Abbvie reported today that the U.S. Food and Drug Administration (FDA) has approved HUMIRA® (adalimumab) as a new treatment for Crohn’s disease in children over six years of age, when other treatments have failed. HUMIRA® is the only biological drug to be approved by FDA to treat young patients with pediatric Crohn’s disease.
Jeffrey S. Hyams, M.D., head of Division of Digestive Diseases, Hepatology and Nutrition, Connecticut Children’s Medical Center, commented, “Moderate to severe Crohn’s disease is a serious chronic disorder that can impact children and adolescents in significant ways during this important stage of their lives. The approval of HUMIRA for this patient population offers a new important treatment option for physicians and their patients who can help address this sometimes debilitating disease.”

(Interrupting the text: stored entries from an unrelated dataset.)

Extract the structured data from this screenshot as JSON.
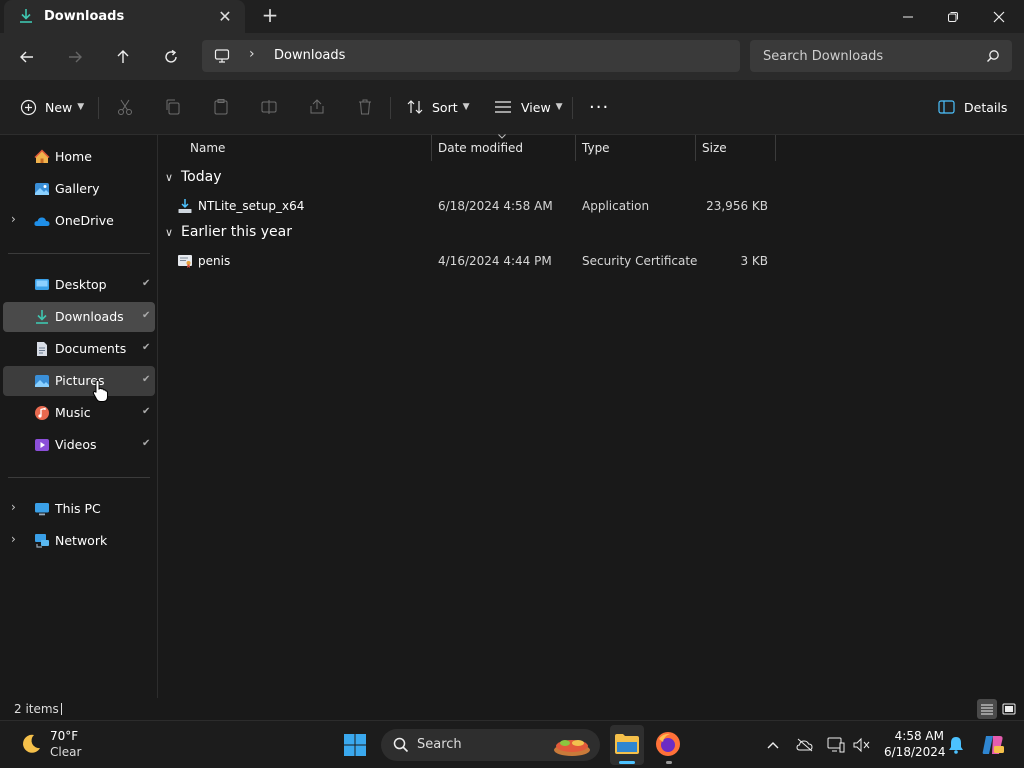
{
  "tab": {
    "title": "Downloads",
    "close_glyph": "✕",
    "new_glyph": "+"
  },
  "window_controls": {
    "minimize": "—",
    "restore": "❐",
    "close": "✕"
  },
  "address": {
    "chevron": "›",
    "crumb": "Downloads"
  },
  "search": {
    "placeholder": "Search Downloads"
  },
  "commands": {
    "new": "New",
    "sort": "Sort",
    "view": "View",
    "more": "···",
    "details": "Details"
  },
  "sidebar": {
    "home": "Home",
    "gallery": "Gallery",
    "onedrive": "OneDrive",
    "desktop": "Desktop",
    "downloads": "Downloads",
    "documents": "Documents",
    "pictures": "Pictures",
    "music": "Music",
    "videos": "Videos",
    "this_pc": "This PC",
    "network": "Network",
    "expand_glyph": "›",
    "pin_glyph": "📌"
  },
  "columns": {
    "name": "Name",
    "date": "Date modified",
    "type": "Type",
    "size": "Size"
  },
  "groups": [
    {
      "label": "Today",
      "chevron": "∨"
    },
    {
      "label": "Earlier this year",
      "chevron": "∨"
    }
  ],
  "files": [
    {
      "name": "NTLite_setup_x64",
      "date": "6/18/2024 4:58 AM",
      "type": "Application",
      "size": "23,956 KB",
      "icon": "installer-icon"
    },
    {
      "name": "penis",
      "date": "4/16/2024 4:44 PM",
      "type": "Security Certificate",
      "size": "3 KB",
      "icon": "certificate-icon"
    }
  ],
  "status": {
    "count": "2 items"
  },
  "taskbar": {
    "weather_temp": "70°F",
    "weather_cond": "Clear",
    "search_label": "Search",
    "time": "4:58 AM",
    "date": "6/18/2024"
  },
  "colors": {
    "accent": "#4cc2ff",
    "selected": "#4a4a4a",
    "background": "#191919"
  }
}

Crohn’s disease is one of the most common types (together with Ulcerative Colitis) of inflammatory bowel disease (IBD). It is a chronic inflammation that usually affects the small intestine and colon. Most frequently diagnosed in adolescents and young adults (15-35 years old), it can occur in children as young as 7 years old. In the United States alone, 38,000 pediatric patients, both children and adolescents, are estimated to suffer from Crohn’s disease.
HUMIRA® inhibitstumor necrosis factor-alpha (TNF-α) — an inflammatory cytokine – and can be self-administered. In Europe, HUMIRA® was already approved as an alternative treatment in pediatric patiens who have failed improving with other conventional treatments.

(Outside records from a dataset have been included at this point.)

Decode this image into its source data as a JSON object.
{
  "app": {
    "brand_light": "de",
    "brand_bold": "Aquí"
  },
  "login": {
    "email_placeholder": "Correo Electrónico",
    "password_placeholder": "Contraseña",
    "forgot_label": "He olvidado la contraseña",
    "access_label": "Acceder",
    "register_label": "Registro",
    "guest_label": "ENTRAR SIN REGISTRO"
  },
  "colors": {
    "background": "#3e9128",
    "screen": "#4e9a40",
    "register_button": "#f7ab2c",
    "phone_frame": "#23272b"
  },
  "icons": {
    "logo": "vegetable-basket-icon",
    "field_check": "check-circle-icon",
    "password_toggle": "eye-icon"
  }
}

Michael Severino, M.D., executive vice president, Research and Development and chief scientific officer, AbbVie noted, “Children living with moderate to severe Crohn’s disease have limited treatment options, and AbbVie is pleased that HUMIRA will now be an available option for many of these patients. This approval underscores our continued commitment to innovate with HUMIRA, both in studying potential new indications to help meet unmet medical needs and in helping to improve the standard of care for patients living with immune-mediated inflammatory diseases like Crohn’s disease.”